Com certeza há pessoas que emigram por causa da guerra, com certeza há pessoas que emigram por razões políticas, mas não têm qualquer expressão relevante no grande movimento migratório dos anos sessenta, que tem as características clássicas dos grandes movimentos migratórios: a diferença de rendimento que se consegue obter no ponto de partida é muito mais baixa que os rendimentos que potencialmente podem ser obtidos no ponto de chegada.

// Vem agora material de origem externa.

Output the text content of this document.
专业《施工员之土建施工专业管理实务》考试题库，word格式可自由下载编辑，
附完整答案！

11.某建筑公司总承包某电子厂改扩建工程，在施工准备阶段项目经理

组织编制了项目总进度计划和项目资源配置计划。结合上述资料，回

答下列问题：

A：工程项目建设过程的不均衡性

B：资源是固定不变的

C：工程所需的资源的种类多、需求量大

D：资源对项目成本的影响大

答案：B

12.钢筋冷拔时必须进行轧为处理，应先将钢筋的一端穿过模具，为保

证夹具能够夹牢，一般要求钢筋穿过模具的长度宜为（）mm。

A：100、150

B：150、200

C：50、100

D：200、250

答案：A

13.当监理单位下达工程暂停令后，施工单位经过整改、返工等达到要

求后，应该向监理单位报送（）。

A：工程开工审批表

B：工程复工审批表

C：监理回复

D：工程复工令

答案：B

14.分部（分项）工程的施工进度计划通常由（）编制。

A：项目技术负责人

Poder-se-ia argumentar que são exactamente as más condições económicas do ponto de partida que são responsabilidade do regime, só que esse argumento, podendo ser parcialmente verdadeiro (pessoalmente estou convencido que uma democracia sólida teria obtido melhores resultados económicos e sociais no longo prazo, mas a história não admite contraprova, portanto não tenho maneira de testar esta minha convicção), tem um alcance muito limitado para se compreender o que se passou.
Portugal era nessa altura um país pobre, mas já antes era muito pobre, com o mesmo regime político, e a emigração era historicamente baixa entre o fim dos anos 20 e meados dos anos cinquenta.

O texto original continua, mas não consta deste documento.